Türk müziğinin tüm bu başarılarının mimarı ise aynı zamanda Rock’n Coke festivalinin de organizatörü olan Rh Pozitif Müzik Yapım Şirketi. Bünyesinde Burhan Öçal, Laço Tayfa, Aylin Aslım, Sabahat Akkiraz, Okay Temiz, Orient Expressions, Baba Zula, Aziza A gibi elektronikten alternatif müziğe sanatçılar bulunduran şirket Doublemoon Records etiketi altında Türk müzisyenleri dünya piyasasına sunuyor, konser ve turne bağlantılarını kuruyor.

Pozitif çatısı altındaki bir diğer şirket Rh Pozitif Publishing ise eserlerin uygun kullanımını sağlıyor, projelere yeni müzikler hazırlıyor ve kullanılan müziklerin tüm telif ve takip işlerini yapıyor. Rh Pozitif Publishing Genel Müdürü Ali Coşar, ‘Anglosakson repertuarın dışında iyi müzik yapan ve birbirlerini hiç tanımasalar bile aynı projede yeralabilecek isimleri biz biraraya topladık’ diyor.

Türkiye’deki dünyaya açılma hamlelerinin samimi bir yaklaşımdan çok bir pazarlama stratejisi olduğunu söyleyen Coşar, ‘Almanya’da albüm çıktı deniyor. Albüm Aktaş Müzik tarafından Türklerin yaşadığı yerlere dağıtılıyor ve bitiyor. Almanya’daki müzik marketlerde o albümler satılmıyor ki’ diyor. Coşar, bunda Türkiye’nin batılılaşma kompleksinin etkili olduğunu ifade ederken, ‘Sinan Özen İspanyolca şarkı yazdı deniyor. İspanya’da kimse dinlemiyor. Mustafa Sandal Olimpia’da konser verdi, doldu deniliyor, salonda Türklerden başka kimse yok. Buna karşın Sabahat Akkiraz neredeyse tamamı yabancı müzikseverlerden oluşan Londra Caz Festivali’nde çıkıyor, salon ful’ diyor.

Türkiye’de basılarak yurtdışına dağıtılan albümlerle dünyaya açılmanın mümkün olmadığını söyleyen Coşar, ‘Bir albümün yurtdışında satılabilmesi için oradaki bir plak şirketinin ‘burada iş yapar’ diyerek, bunu basması önemli. İşte Doublemoon Türk sanatçılarını dışarıdaki plak şirketlerine tanıtıyor. Örneğin ‘Sufi Traveller’ bu yolla New York’ta ‘EMI MI5 Recording’ tarafından basıldı’ diyor.

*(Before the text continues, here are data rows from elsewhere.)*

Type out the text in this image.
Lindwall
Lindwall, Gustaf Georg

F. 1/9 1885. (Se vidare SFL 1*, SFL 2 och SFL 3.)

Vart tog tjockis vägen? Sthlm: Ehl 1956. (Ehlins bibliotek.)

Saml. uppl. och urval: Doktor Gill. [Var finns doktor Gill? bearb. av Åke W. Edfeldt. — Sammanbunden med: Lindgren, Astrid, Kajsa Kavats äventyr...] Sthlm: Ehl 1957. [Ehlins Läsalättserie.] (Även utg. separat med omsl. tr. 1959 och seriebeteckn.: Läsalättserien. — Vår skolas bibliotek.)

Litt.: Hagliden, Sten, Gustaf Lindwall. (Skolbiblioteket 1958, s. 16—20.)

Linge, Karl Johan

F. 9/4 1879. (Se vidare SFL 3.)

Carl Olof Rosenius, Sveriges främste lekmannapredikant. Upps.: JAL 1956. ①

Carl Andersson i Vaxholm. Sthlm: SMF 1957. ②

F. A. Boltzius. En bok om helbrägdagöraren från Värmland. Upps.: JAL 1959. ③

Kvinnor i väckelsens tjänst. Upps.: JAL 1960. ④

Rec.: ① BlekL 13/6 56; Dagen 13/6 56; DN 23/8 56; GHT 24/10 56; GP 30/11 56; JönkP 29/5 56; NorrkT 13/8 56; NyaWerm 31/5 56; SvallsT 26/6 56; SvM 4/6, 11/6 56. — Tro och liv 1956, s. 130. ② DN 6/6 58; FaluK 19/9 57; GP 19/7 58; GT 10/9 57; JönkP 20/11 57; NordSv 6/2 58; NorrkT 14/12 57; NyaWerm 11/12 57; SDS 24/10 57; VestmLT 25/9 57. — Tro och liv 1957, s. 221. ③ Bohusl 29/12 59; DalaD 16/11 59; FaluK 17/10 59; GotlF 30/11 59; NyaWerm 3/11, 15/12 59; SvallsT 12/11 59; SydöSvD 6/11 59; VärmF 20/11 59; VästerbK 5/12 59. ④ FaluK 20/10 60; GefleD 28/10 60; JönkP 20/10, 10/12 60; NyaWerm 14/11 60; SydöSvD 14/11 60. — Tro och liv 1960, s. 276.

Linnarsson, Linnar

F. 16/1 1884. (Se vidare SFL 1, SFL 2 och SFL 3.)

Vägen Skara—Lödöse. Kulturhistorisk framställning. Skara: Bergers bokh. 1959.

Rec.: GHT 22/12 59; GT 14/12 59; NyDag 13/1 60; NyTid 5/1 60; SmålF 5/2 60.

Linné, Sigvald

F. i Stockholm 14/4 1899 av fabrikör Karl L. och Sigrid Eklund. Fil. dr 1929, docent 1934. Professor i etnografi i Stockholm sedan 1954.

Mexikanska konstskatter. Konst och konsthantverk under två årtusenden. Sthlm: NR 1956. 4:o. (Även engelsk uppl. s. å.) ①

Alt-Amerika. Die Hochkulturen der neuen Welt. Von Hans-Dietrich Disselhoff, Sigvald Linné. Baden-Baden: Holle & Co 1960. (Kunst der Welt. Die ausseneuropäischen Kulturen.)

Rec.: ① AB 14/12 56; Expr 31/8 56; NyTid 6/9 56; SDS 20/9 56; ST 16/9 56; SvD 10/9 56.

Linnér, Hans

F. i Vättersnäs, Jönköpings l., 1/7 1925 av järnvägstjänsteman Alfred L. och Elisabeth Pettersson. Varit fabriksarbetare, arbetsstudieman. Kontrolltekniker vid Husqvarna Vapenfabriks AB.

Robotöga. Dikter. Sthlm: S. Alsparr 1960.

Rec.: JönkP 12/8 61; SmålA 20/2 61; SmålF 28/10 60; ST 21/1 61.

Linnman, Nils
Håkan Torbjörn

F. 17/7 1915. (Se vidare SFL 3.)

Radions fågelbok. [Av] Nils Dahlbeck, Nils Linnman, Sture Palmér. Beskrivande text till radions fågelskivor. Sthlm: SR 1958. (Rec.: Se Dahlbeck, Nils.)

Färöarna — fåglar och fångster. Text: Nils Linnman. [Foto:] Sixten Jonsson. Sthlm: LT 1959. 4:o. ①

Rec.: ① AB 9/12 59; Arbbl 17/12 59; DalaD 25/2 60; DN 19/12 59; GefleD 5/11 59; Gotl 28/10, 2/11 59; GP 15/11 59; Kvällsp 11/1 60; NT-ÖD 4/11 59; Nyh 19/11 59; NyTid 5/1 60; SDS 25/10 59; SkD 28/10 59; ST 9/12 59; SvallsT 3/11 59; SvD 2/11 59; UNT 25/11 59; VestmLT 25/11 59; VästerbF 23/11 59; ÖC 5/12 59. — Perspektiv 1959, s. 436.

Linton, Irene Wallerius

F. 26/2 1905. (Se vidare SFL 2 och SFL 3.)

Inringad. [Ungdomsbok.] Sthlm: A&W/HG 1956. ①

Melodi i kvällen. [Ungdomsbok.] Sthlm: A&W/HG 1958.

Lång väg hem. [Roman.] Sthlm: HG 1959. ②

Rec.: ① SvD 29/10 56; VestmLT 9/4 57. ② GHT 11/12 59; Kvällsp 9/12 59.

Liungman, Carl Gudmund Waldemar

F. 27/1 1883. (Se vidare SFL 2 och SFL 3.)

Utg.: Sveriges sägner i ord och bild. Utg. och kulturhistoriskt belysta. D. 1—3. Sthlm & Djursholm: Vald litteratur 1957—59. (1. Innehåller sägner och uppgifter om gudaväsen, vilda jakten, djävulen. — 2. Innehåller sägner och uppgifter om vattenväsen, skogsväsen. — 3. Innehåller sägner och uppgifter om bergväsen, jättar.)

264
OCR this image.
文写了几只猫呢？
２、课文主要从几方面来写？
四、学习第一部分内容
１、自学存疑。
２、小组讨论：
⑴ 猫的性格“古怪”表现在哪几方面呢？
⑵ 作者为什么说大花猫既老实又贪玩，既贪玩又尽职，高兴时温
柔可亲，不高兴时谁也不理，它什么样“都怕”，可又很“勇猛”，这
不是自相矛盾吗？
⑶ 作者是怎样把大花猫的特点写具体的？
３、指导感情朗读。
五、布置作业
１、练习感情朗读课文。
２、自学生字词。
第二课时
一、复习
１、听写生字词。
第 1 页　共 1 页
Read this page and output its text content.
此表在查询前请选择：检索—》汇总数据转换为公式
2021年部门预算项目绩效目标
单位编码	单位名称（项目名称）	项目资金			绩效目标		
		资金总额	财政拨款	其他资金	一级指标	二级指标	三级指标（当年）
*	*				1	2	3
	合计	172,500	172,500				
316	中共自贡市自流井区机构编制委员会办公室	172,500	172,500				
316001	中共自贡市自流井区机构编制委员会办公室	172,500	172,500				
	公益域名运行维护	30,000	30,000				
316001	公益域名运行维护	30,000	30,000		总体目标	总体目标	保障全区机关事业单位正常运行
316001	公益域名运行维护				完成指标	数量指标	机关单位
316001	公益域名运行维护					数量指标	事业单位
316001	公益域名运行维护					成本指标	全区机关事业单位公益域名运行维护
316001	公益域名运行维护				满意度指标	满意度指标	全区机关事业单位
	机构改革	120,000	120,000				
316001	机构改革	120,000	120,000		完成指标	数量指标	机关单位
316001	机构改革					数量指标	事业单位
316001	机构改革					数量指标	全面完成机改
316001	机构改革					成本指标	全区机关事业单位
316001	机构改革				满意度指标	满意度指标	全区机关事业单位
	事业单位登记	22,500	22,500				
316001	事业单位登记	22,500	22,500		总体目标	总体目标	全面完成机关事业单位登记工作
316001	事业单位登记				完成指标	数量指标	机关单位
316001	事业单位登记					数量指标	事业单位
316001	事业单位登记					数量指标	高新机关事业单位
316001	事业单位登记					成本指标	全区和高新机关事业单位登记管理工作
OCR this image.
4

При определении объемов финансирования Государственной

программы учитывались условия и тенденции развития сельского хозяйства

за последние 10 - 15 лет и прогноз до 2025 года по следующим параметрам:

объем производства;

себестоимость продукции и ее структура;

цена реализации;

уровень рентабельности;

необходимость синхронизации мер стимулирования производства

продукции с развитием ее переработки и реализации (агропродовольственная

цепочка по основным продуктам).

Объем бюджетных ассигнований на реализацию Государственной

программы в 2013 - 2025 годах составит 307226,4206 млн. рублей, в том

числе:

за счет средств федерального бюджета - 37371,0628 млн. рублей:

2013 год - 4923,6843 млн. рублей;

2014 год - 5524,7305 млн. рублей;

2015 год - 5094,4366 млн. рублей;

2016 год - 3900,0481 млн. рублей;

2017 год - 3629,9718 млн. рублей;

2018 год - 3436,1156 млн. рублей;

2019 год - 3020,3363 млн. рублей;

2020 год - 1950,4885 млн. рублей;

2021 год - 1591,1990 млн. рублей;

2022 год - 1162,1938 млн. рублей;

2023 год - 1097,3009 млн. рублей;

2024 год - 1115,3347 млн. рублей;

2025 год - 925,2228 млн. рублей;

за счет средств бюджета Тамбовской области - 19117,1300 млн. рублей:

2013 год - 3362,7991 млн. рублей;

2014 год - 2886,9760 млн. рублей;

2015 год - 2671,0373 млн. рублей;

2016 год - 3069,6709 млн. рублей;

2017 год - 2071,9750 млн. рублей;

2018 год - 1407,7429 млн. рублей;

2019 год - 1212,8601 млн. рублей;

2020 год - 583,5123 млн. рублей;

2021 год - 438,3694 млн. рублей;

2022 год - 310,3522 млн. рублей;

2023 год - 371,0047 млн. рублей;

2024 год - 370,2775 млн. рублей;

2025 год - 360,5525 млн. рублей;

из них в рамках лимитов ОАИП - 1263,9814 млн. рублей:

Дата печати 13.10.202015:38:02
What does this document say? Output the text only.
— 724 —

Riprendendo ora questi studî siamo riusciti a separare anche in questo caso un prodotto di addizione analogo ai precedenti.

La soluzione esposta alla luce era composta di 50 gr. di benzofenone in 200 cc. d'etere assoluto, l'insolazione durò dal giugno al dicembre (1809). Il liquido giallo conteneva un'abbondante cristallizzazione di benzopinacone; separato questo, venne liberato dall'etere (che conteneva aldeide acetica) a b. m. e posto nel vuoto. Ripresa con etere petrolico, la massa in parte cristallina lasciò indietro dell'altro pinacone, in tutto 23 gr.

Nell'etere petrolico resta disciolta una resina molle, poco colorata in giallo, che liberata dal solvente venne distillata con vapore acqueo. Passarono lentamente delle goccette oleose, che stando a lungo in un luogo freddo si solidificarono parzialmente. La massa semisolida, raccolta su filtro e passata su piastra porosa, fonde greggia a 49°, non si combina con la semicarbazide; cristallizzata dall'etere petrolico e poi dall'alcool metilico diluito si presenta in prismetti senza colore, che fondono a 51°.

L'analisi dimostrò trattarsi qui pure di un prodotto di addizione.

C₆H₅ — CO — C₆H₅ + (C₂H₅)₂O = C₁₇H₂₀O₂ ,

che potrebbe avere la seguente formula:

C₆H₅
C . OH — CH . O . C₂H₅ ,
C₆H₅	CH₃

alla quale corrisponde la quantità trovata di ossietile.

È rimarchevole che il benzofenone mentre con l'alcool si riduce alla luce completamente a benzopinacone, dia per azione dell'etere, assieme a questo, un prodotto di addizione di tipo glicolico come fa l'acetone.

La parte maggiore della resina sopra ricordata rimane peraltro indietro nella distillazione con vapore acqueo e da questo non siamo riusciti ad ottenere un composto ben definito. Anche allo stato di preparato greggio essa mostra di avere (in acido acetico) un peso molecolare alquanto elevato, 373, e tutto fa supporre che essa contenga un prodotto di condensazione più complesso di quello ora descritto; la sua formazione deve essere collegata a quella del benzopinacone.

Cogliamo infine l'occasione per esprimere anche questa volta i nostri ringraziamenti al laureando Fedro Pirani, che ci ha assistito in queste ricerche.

Film şirketleri de peşlerinde

İlhan Erşahin, Okay Temiz, Mercan Dede gibi solo albümlerin yanı sıra sanatçılarının yurtdışında ‘compilation’, yani değişik ülkelerden eserlerin toplandığı albümlerde yer almasını sağlayan şirket, başarısını kökeni bu topraklarda olan ancak dünya müziğiyle bütünleşebilen ‘melez müzik’ anlayışında buluyor. Coşar, ‘compilation’ların kendileri için şarkıya ilişkin temayülü ölçen bir ön araştırma olduğunu söylerken ‘Parçalar bu albümlerde yer aldıktan sonra plak ve film şirketlerinin dikkatini çekiyor. Plak şirketleri sanatçının diğer albümlerini basmak istiyorlar. Örneğin Mercan Dede’nin Nar albümündeki parçalara sürekli yabancı film şirketlerinden talep geliyor’ diyor.